VFAA ile ilgili düzenlemelerin çıkarılması ve bu düzenlemelerin uygulanması, Malta Finansal Hizmetler Kurumu'na (MFSA) bırakılmış olup hizmet sağlayıcıları, örneğin ICO´sunu Malta´da çıkarmak isteyen bir kişi, hazırlamış olduğu ayrıntılı iş planı, whitepaperı ve seçmiş olduğu temsilci (VFA Agent) vasıtasıyla MFSA ile direkt masaya oturabilecek, DLT varlığının hangi sınıfa dahil olduğunu Finansal Araçlar Testi kapsamında ve MFSA´nın yazılı görüşü ile tespit edebilecek ve uygun lisans başvurularını gerçekleştirebilecektir.

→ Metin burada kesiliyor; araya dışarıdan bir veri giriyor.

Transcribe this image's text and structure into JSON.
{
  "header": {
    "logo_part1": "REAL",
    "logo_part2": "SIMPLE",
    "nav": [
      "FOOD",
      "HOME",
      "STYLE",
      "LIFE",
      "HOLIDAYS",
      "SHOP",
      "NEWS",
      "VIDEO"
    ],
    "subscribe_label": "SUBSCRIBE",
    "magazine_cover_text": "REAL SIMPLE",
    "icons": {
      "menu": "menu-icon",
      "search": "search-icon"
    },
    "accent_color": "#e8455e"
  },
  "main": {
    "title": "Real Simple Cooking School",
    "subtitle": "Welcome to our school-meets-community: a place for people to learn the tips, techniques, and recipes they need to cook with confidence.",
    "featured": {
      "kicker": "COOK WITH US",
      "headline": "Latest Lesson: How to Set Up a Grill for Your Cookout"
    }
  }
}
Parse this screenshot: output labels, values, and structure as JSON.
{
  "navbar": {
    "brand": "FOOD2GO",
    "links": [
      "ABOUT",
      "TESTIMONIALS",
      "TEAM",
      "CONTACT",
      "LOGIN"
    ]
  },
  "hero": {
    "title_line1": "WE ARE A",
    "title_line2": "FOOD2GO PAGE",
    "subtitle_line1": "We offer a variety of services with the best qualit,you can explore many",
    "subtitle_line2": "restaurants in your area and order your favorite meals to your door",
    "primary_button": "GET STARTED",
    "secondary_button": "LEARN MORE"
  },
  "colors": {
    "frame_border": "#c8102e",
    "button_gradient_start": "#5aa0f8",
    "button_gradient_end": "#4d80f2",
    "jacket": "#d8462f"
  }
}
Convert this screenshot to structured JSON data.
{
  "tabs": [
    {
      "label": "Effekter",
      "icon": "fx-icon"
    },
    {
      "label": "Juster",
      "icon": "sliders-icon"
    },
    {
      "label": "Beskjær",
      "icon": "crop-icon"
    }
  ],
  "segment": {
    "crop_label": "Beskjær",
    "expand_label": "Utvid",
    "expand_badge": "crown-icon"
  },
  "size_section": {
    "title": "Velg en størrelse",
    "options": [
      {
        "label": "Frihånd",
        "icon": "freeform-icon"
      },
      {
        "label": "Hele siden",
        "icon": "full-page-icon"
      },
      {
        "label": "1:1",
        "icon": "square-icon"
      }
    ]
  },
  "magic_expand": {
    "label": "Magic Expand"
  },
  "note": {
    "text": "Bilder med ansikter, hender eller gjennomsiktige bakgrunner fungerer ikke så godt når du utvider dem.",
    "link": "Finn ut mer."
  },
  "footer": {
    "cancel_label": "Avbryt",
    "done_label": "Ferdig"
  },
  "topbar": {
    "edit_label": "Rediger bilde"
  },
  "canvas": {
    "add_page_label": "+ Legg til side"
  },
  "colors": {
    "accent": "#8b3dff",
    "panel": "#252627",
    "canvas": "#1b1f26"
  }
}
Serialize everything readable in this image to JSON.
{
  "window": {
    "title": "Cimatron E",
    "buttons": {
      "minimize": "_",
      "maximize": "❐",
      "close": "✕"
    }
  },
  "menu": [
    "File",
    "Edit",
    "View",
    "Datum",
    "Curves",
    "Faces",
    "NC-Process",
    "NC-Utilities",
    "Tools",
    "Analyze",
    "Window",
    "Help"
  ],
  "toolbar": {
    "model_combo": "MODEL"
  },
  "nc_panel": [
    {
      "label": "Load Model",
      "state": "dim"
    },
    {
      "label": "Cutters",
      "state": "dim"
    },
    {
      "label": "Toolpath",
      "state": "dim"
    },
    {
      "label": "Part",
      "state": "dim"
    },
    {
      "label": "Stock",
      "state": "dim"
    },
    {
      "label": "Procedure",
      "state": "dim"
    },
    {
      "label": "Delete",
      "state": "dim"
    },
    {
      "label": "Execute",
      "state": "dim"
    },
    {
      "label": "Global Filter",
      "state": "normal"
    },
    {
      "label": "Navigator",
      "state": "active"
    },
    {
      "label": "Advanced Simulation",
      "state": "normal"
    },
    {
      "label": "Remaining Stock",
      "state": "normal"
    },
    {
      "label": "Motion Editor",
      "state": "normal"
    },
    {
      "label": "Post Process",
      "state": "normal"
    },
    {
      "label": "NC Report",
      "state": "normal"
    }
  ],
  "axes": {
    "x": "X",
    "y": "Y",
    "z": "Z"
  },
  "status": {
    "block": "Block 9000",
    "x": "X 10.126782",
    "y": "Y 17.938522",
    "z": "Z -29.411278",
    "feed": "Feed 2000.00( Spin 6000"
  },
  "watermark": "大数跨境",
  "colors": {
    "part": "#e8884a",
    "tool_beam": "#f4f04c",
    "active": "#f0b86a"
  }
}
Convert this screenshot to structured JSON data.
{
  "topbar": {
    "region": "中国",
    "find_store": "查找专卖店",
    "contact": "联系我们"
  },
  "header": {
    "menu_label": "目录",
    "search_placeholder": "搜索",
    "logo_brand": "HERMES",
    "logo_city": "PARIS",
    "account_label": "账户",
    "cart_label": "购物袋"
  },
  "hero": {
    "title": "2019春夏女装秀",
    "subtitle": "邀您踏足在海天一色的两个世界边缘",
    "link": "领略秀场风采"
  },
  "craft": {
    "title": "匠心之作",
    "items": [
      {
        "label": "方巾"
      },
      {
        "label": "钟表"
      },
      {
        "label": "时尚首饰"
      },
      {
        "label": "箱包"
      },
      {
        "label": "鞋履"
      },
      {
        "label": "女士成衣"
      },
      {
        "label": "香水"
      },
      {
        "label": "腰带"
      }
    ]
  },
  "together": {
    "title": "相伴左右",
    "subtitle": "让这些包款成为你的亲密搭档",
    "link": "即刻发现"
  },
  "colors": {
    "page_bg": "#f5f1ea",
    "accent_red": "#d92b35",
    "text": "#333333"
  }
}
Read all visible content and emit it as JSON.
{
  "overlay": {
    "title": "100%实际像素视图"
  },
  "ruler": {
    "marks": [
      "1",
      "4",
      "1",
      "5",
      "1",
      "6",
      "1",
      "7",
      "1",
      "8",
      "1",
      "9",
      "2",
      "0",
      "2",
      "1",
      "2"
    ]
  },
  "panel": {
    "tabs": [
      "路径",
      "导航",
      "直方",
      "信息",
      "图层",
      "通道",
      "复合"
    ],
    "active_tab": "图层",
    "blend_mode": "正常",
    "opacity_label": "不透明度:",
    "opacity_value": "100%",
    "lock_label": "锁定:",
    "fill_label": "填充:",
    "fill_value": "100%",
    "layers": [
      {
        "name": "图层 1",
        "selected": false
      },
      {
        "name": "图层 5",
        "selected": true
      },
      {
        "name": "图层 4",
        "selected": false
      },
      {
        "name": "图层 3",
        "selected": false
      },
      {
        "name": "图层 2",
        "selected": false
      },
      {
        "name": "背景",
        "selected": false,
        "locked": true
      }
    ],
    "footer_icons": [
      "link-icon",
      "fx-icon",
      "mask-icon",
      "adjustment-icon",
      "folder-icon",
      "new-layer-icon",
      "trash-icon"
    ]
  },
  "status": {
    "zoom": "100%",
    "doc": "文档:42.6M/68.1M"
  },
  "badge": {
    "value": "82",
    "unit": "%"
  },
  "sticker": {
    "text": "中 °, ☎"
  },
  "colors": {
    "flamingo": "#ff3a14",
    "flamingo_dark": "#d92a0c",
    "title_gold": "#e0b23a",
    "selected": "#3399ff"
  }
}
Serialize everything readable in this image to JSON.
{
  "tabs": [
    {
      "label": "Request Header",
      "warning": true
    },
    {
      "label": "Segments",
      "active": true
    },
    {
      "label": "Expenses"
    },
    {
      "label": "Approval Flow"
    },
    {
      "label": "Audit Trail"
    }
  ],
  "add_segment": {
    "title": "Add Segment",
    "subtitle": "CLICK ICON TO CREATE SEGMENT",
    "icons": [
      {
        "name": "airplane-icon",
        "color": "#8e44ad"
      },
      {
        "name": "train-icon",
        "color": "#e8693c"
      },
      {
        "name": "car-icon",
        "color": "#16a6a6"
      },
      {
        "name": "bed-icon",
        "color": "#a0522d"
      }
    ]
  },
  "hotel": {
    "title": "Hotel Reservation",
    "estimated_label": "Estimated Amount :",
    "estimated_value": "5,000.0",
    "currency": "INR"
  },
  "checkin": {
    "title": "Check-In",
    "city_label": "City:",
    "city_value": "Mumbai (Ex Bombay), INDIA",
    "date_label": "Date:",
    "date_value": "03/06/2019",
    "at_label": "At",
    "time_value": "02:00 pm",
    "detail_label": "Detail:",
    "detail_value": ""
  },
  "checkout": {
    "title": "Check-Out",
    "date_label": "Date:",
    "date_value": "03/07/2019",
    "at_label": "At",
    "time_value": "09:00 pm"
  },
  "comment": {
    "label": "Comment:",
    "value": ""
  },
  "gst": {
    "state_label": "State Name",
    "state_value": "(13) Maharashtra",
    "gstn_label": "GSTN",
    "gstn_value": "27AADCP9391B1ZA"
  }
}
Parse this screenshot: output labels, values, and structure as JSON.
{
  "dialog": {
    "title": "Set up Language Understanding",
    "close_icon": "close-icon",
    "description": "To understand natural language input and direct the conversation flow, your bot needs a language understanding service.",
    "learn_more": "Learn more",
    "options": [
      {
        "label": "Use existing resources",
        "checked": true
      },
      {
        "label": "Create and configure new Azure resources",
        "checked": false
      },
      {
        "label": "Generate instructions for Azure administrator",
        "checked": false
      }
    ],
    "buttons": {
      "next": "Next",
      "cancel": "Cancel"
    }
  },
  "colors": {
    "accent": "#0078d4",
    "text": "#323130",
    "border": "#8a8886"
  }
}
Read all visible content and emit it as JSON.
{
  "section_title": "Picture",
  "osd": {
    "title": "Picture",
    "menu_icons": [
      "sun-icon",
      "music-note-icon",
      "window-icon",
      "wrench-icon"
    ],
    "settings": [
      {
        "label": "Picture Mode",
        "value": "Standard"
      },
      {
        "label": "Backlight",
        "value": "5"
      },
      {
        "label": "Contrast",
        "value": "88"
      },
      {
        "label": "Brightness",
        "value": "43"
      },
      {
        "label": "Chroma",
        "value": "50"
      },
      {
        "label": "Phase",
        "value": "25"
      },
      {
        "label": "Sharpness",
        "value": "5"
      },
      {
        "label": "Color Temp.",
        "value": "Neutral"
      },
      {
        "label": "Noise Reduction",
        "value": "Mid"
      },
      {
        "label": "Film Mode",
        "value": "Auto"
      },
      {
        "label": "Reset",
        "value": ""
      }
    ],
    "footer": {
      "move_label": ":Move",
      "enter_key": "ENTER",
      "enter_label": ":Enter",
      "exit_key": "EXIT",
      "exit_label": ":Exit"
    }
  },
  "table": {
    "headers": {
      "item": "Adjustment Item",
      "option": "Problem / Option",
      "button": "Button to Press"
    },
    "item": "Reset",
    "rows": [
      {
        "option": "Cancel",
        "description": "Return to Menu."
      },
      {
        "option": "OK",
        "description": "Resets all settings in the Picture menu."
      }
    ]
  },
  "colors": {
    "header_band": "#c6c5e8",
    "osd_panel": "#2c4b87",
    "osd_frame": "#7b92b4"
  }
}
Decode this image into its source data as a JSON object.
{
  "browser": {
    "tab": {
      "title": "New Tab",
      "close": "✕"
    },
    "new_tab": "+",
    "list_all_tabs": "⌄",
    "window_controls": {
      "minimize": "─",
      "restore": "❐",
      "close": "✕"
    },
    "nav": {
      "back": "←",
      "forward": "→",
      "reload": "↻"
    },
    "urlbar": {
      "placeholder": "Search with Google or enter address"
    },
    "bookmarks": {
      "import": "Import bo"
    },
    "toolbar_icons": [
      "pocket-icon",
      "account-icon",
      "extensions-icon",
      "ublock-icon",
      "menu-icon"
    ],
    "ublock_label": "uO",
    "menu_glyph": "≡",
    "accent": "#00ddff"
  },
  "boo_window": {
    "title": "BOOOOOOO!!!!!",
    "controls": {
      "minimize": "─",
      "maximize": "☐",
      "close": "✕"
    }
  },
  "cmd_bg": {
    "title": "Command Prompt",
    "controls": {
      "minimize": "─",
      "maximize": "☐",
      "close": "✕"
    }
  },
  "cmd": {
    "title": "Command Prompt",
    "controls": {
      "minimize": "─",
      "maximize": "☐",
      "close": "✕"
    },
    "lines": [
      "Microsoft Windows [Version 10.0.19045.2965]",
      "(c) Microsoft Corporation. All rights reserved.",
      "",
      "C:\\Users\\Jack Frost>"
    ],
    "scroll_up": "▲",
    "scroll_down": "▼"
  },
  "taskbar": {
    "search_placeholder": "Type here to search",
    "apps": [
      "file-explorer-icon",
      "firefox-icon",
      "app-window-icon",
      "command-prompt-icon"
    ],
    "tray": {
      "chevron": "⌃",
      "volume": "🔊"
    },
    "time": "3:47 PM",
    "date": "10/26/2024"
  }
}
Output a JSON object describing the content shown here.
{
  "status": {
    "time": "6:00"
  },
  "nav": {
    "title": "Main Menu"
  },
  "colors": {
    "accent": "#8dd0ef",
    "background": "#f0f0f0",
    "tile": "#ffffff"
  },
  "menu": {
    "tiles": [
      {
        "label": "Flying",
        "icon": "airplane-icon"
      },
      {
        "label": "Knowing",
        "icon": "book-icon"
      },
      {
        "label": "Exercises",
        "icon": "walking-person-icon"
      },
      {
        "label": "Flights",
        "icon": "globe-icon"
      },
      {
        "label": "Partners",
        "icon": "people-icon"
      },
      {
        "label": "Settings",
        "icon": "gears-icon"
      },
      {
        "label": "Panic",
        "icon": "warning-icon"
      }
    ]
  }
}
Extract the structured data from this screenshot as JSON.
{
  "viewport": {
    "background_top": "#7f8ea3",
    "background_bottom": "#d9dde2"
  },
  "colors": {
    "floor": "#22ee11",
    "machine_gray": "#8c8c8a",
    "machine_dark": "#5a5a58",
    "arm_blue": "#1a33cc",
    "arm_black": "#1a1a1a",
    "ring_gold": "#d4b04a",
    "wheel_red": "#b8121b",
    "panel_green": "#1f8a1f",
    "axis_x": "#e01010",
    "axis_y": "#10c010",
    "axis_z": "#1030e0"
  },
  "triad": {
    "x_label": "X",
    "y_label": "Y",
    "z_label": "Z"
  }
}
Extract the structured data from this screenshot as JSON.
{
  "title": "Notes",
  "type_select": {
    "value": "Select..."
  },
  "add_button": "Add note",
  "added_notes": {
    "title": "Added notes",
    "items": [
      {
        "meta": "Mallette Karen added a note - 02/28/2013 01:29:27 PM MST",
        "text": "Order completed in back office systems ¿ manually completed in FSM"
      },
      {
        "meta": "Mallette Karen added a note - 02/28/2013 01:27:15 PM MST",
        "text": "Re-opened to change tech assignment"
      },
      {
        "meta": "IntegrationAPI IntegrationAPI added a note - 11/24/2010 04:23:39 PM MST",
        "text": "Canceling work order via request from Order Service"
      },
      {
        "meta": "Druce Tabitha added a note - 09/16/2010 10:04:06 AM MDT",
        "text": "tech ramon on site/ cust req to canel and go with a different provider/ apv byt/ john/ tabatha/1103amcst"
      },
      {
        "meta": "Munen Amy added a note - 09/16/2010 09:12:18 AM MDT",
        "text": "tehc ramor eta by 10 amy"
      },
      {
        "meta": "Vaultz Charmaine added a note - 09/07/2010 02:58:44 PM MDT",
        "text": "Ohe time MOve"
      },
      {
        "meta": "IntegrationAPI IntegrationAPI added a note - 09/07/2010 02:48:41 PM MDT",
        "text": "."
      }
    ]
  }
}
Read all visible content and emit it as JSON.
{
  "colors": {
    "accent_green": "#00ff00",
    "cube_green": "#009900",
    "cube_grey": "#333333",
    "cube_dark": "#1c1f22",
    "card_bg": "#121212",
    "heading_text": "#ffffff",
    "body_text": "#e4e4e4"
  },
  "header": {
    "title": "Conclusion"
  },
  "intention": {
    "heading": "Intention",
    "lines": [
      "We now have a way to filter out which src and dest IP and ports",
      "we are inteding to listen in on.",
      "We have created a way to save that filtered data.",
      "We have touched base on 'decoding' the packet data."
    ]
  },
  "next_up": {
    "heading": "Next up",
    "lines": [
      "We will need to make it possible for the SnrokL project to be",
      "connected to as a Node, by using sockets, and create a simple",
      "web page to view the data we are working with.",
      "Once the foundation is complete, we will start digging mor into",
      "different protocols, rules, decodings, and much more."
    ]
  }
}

Bununla birlikte, Sanal Finansal Araçlar Kanunu’nun kasım ayı itibarı ile yürürlüğe girmesi beklenmekte olup yürürlülük tarihine kadar Malta´da kurulmuş veya burada operasyonları olan şirketler, söz konusu kanunun talep ettiği lisanslardan muaf bir şekilde faaliyetlerine devam edeceklerdir. Bu kanunun yürürlülük tarihinden sonra ise lisans prosedürü için kendilerine yaklaşık 1 yıllık bir süre tanınacaktir. Kanunun yürürlülük tarihinden sonra Malta'da DLT varlıklar ile işlem yapmaya baslamak isteyenler ise ancak bu kanunun öngördüğü lisans ile birlikte DLT varlıklarla faaliyette bulunabileceklerdir.

İş dünyamız Malta’nın bu yeni konumundan ve sunduğu fırsatlardan en geniş şekilde yararlanabilecektir. Zira, Türkiye Malta’daki üçüncü en büyük yatırımcı ülke olmasının yanında, Ada için hayati önceliği olan ulaştırma ve lojistik sektörlerinde Türk şirketleri başat role sahiptir. Malta Hükümeti şirketlerimize kapılarının ardına kadar açık olduğunu vurgulayagelmekte, bunun sonucunda önemli projeler ve ihaleler sayıları 650’ye ulaşan şirketlerimiz tarafından üstlenilmektedir.

Malta’nın Blockchain teknolojisinde merkez olma pozisyonundan iş dünyamızın yararlanması ve Blockchain tabanlı prolerin hayata geçirilmesi için zaman ve koşullar çok uygundur.